Derek Shearer, former US Ambassador to Finland during the Clinton Administration and professor of Diplomacy and World Affairs at Occidental College in Los Angeles, notes however that the success of ping-pong diplomacy hinged on its ability to tap into a mutual desire between the two countries to build relations. 

“What was important about ping-pong diplomacy is that if you’re trying to resolve a very difficult diplomatic issue like normalizing relations between two countries, other things have to be going in the right direction so that sports diplomacy fits into that,” Shearer told AFP. 

“(Chinese Premier) Zhou Enlai wanted to get out from under the Cultural Revolution and seized the opportunity to invite the American ping-pong team to China — and the State Department people were smart enough to accept. 

“It was clearly Zhou, with Mao’s support, saying ‘We want to normalize relations with the US’. And that of course made it then easier for Nixon when he came.” 

Other initiatives have met with less concrete results. 

Baseball diplomacy between Cuba and the United States has been tried sporadically throughout the years, with a delegation of Houston Astros coaches and players visiting Cuba in 1977. 

In 1999 the Baltimore Orioles played a game in Havana, but there was to be no major diplomatic breakthrough. 

The Clinton Administration also sought to improve links with Iran during the 1990s, sending a team of US wrestlers to compete in a tournament in Tehran in February 1999. 

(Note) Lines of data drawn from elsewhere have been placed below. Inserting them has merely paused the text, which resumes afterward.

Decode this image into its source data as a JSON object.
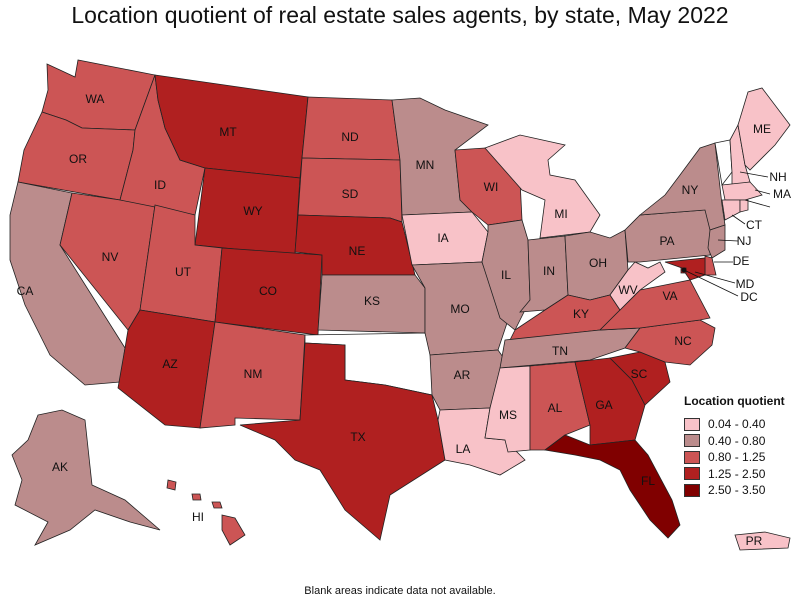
{
  "title": "Location quotient of real estate sales agents, by state, May 2022",
  "footnote": "Blank areas indicate data not available.",
  "legend": {
    "title": "Location quotient",
    "items": [
      {
        "label": "0.04 - 0.40",
        "color": "#f8c2c8"
      },
      {
        "label": "0.40 - 0.80",
        "color": "#bb8c8c"
      },
      {
        "label": "0.80 - 1.25",
        "color": "#cc5555"
      },
      {
        "label": "1.25 - 2.50",
        "color": "#b02020"
      },
      {
        "label": "2.50 - 3.50",
        "color": "#800000"
      }
    ]
  },
  "states": {
    "WA": {
      "class": 2
    },
    "OR": {
      "class": 2
    },
    "CA": {
      "class": 1
    },
    "NV": {
      "class": 2
    },
    "ID": {
      "class": 2
    },
    "MT": {
      "class": 3
    },
    "WY": {
      "class": 3
    },
    "UT": {
      "class": 2
    },
    "AZ": {
      "class": 3
    },
    "CO": {
      "class": 3
    },
    "NM": {
      "class": 2
    },
    "ND": {
      "class": 2
    },
    "SD": {
      "class": 2
    },
    "NE": {
      "class": 3
    },
    "KS": {
      "class": 1
    },
    "OK": {
      "class": null
    },
    "TX": {
      "class": 3
    },
    "MN": {
      "class": 1
    },
    "IA": {
      "class": 0
    },
    "MO": {
      "class": 1
    },
    "AR": {
      "class": 1
    },
    "LA": {
      "class": 0
    },
    "WI": {
      "class": 2
    },
    "IL": {
      "class": 1
    },
    "MI": {
      "class": 0
    },
    "IN": {
      "class": 1
    },
    "OH": {
      "class": 1
    },
    "KY": {
      "class": 2
    },
    "TN": {
      "class": 1
    },
    "MS": {
      "class": 0
    },
    "AL": {
      "class": 2
    },
    "GA": {
      "class": 3
    },
    "FL": {
      "class": 4
    },
    "SC": {
      "class": 3
    },
    "NC": {
      "class": 2
    },
    "VA": {
      "class": 2
    },
    "WV": {
      "class": 0
    },
    "PA": {
      "class": 1
    },
    "NY": {
      "class": 1
    },
    "VT": {
      "class": null
    },
    "NH": {
      "class": 0
    },
    "ME": {
      "class": 0
    },
    "MA": {
      "class": 0
    },
    "CT": {
      "class": 0
    },
    "RI": {
      "class": 0
    },
    "NJ": {
      "class": 1
    },
    "DE": {
      "class": 2
    },
    "MD": {
      "class": 3
    },
    "DC": {
      "class": 3
    },
    "AK": {
      "class": 1
    },
    "HI": {
      "class": 2
    },
    "PR": {
      "class": 0
    }
  }
}
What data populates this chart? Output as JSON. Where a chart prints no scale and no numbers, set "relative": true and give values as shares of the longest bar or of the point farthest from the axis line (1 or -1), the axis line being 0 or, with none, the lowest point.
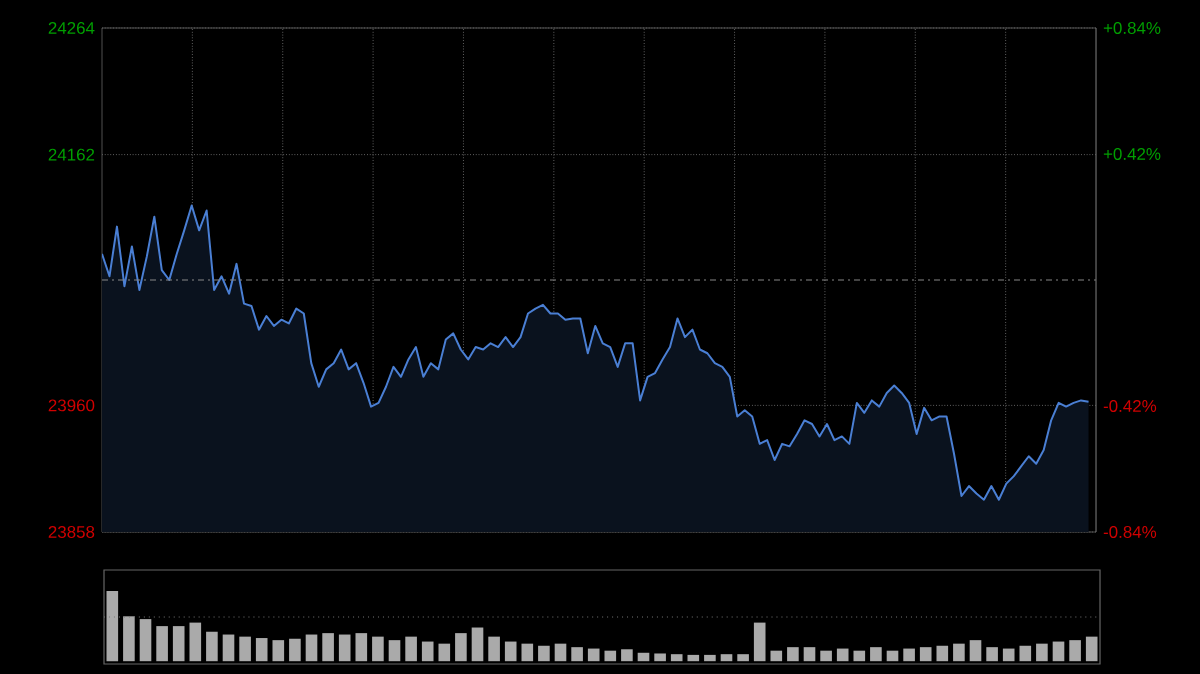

Even if relations between Iran and the United States remain tense, Shearer believes that “having these kinds of sporting events is a good thing in and of themselves.” 

“Anytime you can engage over sports it’s way better than having a shooting war,” said Shearer, who argues that while sport “doesn’t substitute for traditional diplomacy and smart use of hard power it can be a virtuous form of soft power.”